«Vine a Comala porque me dijeron que acá vivía mi padre, un tal Pedro Páramo», seguramente la frase resuena, llama a la evocación de un no-lugar, reconcilia nuestro impedimento de acatar la muerte como una extensión incomunicada, encuarentenada del mundo. Pedro Páramo ondula para recrear un proscenio de la fantasmagoría más latinoamericana.

En su caso nos retrotrae y deposita al sórdido periodo de la Guerra Cristera de la décadas de los años 20, que hizo lid entre el Gobierno y los presbíteros y la comunidad católica de México, sectores que se oponían al establecimiento de la Ley Calles, la cual buscaba un acotamiento, la restricción de cultos católicos a través de la implementación de medidas inéditas como la reducción de sacerdotes (uno por cada seis mil habitantes), tramitar una licencia conque se le daba al obispo el beneplácito, la libertad opresora de llevar a cabo las liturgias, o la de registrar municipalmente el sitio en donde se oficiara el culto. Elementos como la desorientación geográfica, el apego banal a una moral jactanciosa, la soledad antropológica que excluye a los mismos de siempre, la pobreza sedienta por más galeotes, climatizan, podrían incluso recrudecer a la obra con secuencias mortíferas del desahucio en que una innúmera cantidad de pueblos en América se vieron, a brazos caídos, obligados a hundir junto con sus porvenires, luego de ver derruidas sus pretensiones de revolución.

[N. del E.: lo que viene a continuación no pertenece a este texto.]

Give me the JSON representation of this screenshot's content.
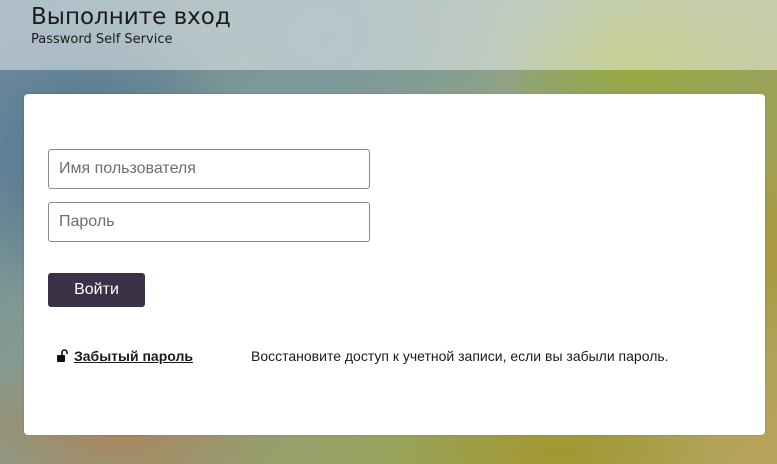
{
  "header": {
    "title": "Выполните вход",
    "subtitle": "Password Self Service"
  },
  "login_form": {
    "username_placeholder": "Имя пользователя",
    "username_value": "",
    "password_placeholder": "Пароль",
    "password_value": "",
    "submit_label": "Войти"
  },
  "forgot_password": {
    "icon": "unlock-icon",
    "link_label": "Забытый пароль",
    "description": "Восстановите доступ к учетной записи, если вы забыли пароль."
  },
  "colors": {
    "button_bg": "#3a3247",
    "card_bg": "#ffffff"
  }
}
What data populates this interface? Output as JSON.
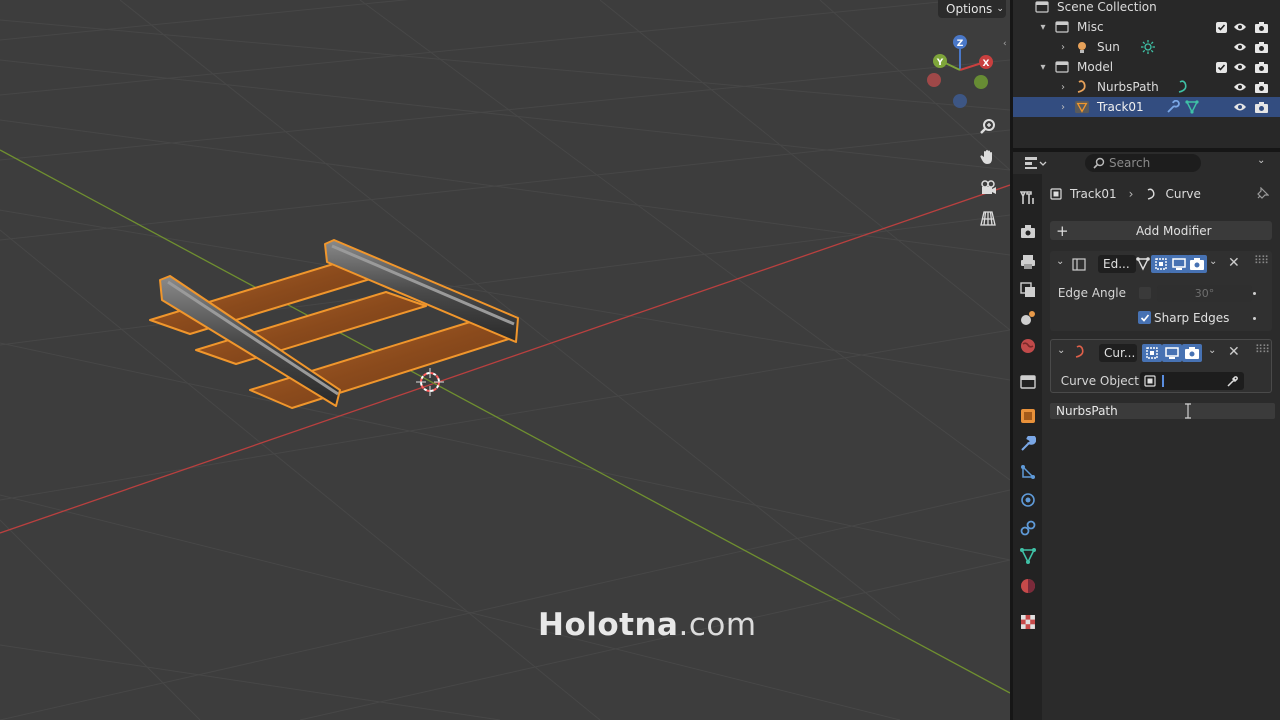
{
  "viewport": {
    "options_label": "Options",
    "watermark_bold": "Holotna",
    "watermark_light": ".com",
    "gizmo": {
      "x_label": "X",
      "y_label": "Y",
      "z_label": "Z"
    }
  },
  "outliner": {
    "rows": [
      {
        "label": "Scene Collection",
        "type": "scene-collection"
      },
      {
        "label": "Misc",
        "type": "collection"
      },
      {
        "label": "Sun",
        "type": "light"
      },
      {
        "label": "Model",
        "type": "collection"
      },
      {
        "label": "NurbsPath",
        "type": "curve"
      },
      {
        "label": "Track01",
        "type": "mesh",
        "selected": true
      }
    ]
  },
  "properties": {
    "search_placeholder": "Search",
    "breadcrumb": {
      "object": "Track01",
      "modifier": "Curve"
    },
    "add_modifier_label": "Add Modifier",
    "edge_split": {
      "name": "Ed...",
      "edge_angle_label": "Edge Angle",
      "edge_angle_value": "30°",
      "edge_angle_enabled": false,
      "sharp_edges_label": "Sharp Edges",
      "sharp_edges_checked": true
    },
    "curve_modifier": {
      "name": "Cur...",
      "curve_object_label": "Curve Object",
      "curve_object_value": ""
    },
    "dropdown": {
      "items": [
        "NurbsPath"
      ]
    }
  },
  "colors": {
    "selection": "#334d80",
    "accent": "#4772b3",
    "viewport_bg": "#3d3d3d",
    "x_axis": "#c9403f",
    "y_axis": "#7ea53a",
    "outline": "#f0962c"
  }
}
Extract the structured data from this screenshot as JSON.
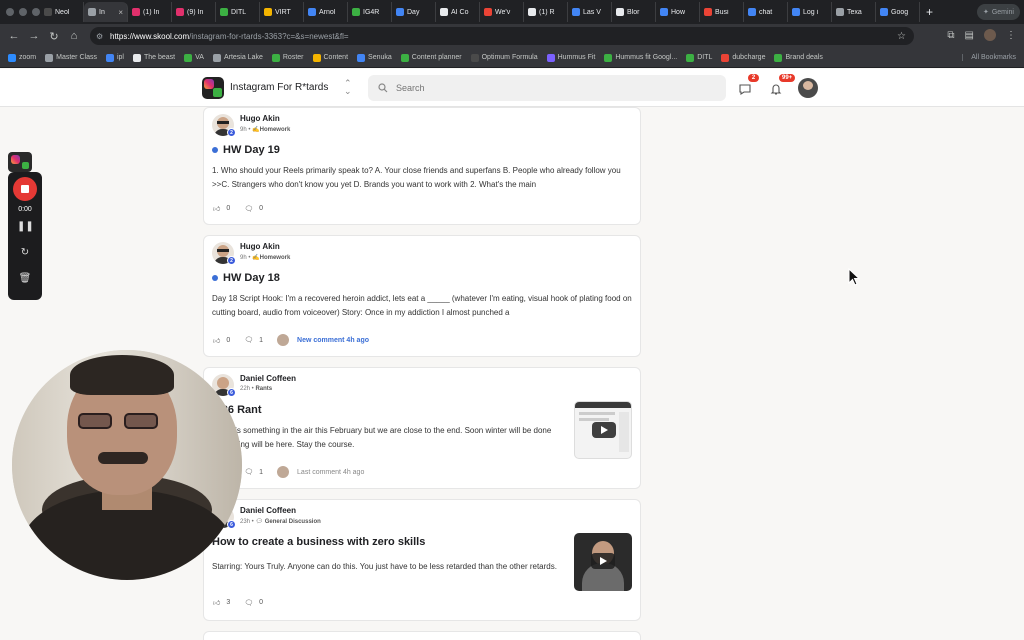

En su principio el plano prominente es en el acabose de la madre de Juan Preciado, Susana San Juan, quien envía a su hijo a la mítica Comala, un pueblo de dimensiones literarios equiparables al Macondo de García Marquez o a la Santa María de Onetti, a reclamar a su padre, Pedro Páramo, lo suyo. De aquí se desgajan las tramas, y contrario a lo que su envergadura pudiera denotar, se requiere de una atención muy felina para no oscurecer la lectura. La prosa rural, lo deslavazado de sus articulaciones y su magia vetusta a la que el polvo ha enterrado místicamente, hacen que Pedro Páramo sea un hito insoslayable de la literatura universal. Su personalidad alienada mitifica su legado en proporciones inimaginables.

Desentumece las acepciones contestatarias de que una obra sucinta no puede abarcar la universalidad de una época, y justamente, en su espaciada estructura, entre sus intervalos entre elipsis y elipsis, se colma, sacia y ciñe a plenitud lo que la historia ha desdeñado contar.